I spent a couple of hours running through a variety of different scenarios.  When we were done for the day, I felt like I’d learned a lot.  And I only had three additional bruises from rubber bullets.  That was a new low, and I was proud to have improved.

“You’re showing a lot of promise,” Ray said as we were cleaning up.

That was high praise from him.  In fact, it was the first actual compliment he’d ever given me.  I smiled like a kid who’s finally gotten something right.

“But don’t let it go to your head.  As soon as you think you’re good, you’ll make a mistake that could get you killed,” he said, popping my bubble.

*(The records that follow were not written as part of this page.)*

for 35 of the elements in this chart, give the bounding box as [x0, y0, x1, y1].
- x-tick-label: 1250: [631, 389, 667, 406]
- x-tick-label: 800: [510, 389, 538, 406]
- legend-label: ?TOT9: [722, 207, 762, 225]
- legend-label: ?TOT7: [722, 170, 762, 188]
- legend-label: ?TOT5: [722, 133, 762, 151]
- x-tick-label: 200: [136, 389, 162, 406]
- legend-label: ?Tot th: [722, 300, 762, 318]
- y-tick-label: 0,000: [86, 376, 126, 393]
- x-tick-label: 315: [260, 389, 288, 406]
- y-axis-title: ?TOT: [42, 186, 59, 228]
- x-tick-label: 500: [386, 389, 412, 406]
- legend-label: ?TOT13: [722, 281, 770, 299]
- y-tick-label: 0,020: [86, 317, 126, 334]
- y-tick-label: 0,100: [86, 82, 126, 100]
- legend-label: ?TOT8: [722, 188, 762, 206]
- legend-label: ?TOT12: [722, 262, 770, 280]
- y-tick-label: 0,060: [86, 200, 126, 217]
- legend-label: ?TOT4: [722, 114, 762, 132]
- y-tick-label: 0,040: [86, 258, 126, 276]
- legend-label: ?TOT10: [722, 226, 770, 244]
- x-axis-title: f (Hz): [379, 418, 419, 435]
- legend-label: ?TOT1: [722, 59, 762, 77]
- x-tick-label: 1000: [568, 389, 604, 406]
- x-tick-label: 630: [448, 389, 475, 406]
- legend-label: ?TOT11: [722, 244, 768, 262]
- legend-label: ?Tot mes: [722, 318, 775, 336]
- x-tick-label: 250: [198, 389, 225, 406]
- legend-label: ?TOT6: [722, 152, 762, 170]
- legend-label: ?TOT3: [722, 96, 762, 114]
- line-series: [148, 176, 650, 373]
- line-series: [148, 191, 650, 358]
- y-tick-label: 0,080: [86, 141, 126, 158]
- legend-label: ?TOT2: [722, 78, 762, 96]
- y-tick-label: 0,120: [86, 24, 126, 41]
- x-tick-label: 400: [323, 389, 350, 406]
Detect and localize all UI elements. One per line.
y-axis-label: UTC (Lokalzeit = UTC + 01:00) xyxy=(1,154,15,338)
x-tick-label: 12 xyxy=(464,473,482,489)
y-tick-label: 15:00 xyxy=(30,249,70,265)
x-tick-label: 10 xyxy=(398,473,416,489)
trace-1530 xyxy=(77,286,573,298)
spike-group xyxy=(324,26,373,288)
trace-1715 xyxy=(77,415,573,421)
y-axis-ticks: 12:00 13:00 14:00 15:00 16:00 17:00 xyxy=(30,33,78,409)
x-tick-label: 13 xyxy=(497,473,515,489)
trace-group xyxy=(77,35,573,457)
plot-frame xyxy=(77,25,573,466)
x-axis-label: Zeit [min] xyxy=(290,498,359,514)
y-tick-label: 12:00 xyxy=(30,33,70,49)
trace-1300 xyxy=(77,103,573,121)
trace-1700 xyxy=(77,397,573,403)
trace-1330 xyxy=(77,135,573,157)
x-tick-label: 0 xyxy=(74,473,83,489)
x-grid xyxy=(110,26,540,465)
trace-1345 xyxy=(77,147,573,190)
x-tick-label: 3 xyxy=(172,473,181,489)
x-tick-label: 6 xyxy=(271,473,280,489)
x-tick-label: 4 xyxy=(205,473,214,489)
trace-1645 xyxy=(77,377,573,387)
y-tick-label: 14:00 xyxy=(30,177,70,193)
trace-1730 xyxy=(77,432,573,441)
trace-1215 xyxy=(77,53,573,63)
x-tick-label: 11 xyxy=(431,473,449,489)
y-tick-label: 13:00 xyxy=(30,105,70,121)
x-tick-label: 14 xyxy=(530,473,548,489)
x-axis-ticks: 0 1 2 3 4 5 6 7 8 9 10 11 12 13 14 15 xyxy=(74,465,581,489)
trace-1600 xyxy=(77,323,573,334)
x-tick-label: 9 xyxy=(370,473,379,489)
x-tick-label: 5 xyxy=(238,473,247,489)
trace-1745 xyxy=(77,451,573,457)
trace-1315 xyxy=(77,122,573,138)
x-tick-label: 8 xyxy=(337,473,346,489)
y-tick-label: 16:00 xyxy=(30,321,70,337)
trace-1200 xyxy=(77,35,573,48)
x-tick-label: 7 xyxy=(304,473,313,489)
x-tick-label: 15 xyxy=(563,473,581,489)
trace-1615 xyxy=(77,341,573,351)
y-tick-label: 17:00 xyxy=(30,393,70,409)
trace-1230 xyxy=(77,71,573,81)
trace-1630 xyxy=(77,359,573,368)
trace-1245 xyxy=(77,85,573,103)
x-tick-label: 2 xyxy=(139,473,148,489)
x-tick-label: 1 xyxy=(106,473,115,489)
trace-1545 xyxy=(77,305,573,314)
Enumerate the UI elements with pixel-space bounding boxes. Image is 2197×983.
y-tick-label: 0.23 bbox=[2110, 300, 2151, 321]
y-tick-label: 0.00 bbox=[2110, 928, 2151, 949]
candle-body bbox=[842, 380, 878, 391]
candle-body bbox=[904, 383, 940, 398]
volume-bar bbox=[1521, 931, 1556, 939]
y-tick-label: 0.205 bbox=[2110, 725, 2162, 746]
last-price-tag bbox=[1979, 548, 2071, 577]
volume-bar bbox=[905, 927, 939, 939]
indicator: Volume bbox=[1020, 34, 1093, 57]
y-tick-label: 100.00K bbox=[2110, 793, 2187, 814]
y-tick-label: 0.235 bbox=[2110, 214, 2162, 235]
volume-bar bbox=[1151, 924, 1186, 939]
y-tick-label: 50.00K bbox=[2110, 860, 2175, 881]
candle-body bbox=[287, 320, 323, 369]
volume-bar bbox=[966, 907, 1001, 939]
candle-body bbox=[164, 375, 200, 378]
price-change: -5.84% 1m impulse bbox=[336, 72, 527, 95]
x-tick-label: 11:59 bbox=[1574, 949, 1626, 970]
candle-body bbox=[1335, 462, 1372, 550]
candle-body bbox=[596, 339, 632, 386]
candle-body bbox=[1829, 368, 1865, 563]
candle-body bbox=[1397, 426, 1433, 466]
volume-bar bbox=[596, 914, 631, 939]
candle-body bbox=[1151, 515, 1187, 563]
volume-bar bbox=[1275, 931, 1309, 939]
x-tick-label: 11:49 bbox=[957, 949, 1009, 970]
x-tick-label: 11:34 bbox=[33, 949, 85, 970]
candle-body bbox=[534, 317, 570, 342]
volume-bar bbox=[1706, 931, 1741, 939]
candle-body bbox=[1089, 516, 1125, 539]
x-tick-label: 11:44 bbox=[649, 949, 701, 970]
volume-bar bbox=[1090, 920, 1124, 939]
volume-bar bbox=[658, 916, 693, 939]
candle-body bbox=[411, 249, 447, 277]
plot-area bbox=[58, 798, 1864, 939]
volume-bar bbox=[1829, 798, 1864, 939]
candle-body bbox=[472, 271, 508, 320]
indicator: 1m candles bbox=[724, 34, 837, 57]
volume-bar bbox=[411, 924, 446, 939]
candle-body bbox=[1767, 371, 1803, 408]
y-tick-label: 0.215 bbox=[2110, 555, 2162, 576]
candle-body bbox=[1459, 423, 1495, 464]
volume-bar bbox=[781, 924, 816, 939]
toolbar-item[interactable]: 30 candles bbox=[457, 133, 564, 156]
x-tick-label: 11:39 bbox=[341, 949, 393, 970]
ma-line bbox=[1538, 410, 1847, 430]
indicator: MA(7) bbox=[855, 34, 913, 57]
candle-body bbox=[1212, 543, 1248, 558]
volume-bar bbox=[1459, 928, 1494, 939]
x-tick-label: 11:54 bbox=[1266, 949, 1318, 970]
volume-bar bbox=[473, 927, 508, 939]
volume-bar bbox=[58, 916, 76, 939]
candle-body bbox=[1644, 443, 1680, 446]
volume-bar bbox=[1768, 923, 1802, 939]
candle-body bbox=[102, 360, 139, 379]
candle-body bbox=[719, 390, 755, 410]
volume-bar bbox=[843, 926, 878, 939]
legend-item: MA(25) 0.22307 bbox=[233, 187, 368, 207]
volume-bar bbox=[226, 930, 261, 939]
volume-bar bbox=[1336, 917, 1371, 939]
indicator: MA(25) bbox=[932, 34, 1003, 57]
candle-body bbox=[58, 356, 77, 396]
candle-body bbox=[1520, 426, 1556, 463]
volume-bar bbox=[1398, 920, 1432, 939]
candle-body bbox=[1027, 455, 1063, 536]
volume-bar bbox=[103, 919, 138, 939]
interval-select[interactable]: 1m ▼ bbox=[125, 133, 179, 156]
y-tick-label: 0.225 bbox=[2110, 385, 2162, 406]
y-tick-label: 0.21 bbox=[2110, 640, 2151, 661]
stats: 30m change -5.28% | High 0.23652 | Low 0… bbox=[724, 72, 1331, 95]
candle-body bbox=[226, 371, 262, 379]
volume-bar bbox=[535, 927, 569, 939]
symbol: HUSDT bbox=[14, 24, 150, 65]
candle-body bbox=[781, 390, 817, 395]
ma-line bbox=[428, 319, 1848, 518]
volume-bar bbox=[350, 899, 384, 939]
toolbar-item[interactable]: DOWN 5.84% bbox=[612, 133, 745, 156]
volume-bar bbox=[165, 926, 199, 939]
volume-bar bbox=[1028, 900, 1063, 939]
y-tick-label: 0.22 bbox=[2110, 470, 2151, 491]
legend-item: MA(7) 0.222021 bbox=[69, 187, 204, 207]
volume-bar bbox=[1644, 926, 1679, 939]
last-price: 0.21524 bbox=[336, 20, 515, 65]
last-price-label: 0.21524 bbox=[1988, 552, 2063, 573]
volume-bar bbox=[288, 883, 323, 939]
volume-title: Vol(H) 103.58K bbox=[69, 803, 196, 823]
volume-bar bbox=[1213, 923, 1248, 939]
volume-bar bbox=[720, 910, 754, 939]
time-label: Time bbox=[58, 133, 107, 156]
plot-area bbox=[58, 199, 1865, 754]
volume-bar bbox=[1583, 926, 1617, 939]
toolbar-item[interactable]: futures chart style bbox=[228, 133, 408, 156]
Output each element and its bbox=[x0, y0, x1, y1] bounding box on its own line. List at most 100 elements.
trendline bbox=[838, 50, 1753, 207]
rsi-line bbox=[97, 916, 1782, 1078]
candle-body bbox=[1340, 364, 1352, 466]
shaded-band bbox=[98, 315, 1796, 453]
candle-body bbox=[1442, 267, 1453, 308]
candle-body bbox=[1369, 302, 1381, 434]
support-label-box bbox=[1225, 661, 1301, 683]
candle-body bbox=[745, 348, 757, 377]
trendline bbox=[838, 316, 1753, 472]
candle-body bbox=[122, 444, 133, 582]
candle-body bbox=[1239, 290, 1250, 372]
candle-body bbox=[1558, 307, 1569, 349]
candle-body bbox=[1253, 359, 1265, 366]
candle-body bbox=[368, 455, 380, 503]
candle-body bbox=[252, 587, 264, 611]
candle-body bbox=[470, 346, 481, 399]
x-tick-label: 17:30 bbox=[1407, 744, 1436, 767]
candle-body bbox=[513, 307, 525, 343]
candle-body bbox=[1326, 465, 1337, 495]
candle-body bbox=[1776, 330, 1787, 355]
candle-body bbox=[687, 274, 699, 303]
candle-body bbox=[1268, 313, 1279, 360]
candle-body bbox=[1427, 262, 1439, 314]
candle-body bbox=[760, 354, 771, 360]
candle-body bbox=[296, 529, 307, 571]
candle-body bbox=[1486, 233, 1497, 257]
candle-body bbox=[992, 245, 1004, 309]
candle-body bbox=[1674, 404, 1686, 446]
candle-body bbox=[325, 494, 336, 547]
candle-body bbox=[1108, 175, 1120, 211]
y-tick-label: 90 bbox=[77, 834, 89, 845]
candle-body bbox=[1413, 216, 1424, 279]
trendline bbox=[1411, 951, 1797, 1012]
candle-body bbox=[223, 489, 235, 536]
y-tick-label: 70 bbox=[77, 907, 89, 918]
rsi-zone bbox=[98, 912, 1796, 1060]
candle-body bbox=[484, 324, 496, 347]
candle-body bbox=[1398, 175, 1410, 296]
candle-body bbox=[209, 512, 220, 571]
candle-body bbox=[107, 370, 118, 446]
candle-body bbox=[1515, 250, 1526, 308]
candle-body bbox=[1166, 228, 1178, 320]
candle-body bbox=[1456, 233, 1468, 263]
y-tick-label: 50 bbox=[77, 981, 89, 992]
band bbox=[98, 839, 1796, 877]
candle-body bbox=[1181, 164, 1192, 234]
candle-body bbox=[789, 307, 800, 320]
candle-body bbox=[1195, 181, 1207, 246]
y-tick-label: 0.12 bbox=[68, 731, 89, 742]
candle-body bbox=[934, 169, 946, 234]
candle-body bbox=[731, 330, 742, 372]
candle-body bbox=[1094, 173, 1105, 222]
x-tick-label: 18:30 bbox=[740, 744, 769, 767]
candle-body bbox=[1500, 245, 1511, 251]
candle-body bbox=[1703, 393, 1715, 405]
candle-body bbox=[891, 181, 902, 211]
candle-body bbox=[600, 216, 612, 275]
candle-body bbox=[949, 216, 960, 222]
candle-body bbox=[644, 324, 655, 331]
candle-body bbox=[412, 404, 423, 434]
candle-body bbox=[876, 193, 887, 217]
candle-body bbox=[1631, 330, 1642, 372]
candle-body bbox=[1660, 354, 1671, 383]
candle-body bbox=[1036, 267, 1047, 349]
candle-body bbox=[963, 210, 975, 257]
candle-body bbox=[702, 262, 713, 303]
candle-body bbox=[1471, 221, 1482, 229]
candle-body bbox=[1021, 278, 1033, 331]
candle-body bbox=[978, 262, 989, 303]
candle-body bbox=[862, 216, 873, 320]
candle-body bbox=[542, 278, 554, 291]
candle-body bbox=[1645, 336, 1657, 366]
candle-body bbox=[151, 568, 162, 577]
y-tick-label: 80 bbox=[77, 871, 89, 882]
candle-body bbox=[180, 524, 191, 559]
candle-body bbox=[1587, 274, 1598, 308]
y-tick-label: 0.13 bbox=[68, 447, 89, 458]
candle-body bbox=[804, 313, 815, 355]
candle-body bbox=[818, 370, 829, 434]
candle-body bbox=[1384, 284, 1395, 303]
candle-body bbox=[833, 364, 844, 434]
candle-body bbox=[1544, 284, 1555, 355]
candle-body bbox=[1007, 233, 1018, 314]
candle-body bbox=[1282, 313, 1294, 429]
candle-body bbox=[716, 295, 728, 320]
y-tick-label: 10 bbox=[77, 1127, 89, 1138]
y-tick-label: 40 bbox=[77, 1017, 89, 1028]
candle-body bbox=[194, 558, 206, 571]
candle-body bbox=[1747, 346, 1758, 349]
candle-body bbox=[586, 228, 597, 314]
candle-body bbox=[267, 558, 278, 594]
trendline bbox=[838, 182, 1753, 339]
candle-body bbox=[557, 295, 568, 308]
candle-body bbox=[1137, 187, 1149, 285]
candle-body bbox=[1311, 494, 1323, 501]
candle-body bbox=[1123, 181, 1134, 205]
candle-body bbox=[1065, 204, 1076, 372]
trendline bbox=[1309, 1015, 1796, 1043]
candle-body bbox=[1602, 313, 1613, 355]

“Gee, thanks,” I grumbled.

“Look,” he said, glaring into my eyes.  “I know I’m a prick.  I don’t give a shit.  My job is to make sure you can do yours.  I’m not trying to run you down.  I’ve been doing this for a long time, and I’ve seen a lot of guys get put in the ground because they got complacent or overconfident. 

“The truly good ones, the warriors that can walk through hell and make it out the other side, are the guys that never stop training and trying to get better.  They take nothing for granted.  Ever.  There are people out there that are smarter than you.  Faster.  A better shot.

“You want to know what will set you apart?  Keep you alive?  Training.  Doing it over and over.  Reviewing what you did and not letting your ego get in the way.  Admitting when you could have done something better or different, even though what you did worked.  This is a great start to that. 

“I was going to come find you and go through an after action debrief, but you beat me to it.  And you listened to what I told you without trying to argue that it had worked.  That’s why I said you’re showing promise.  But you’ve still got a long way to go.”

This was the most he’d ever said to me at one time in all the months we’d been working together.  And I appreciated what he said, because he was right.  I’d been feeling pretty badass and cocky after successfully putting down eight terrorists, single handed.  Now, I saw how many opportunities there had been for things to go wrong.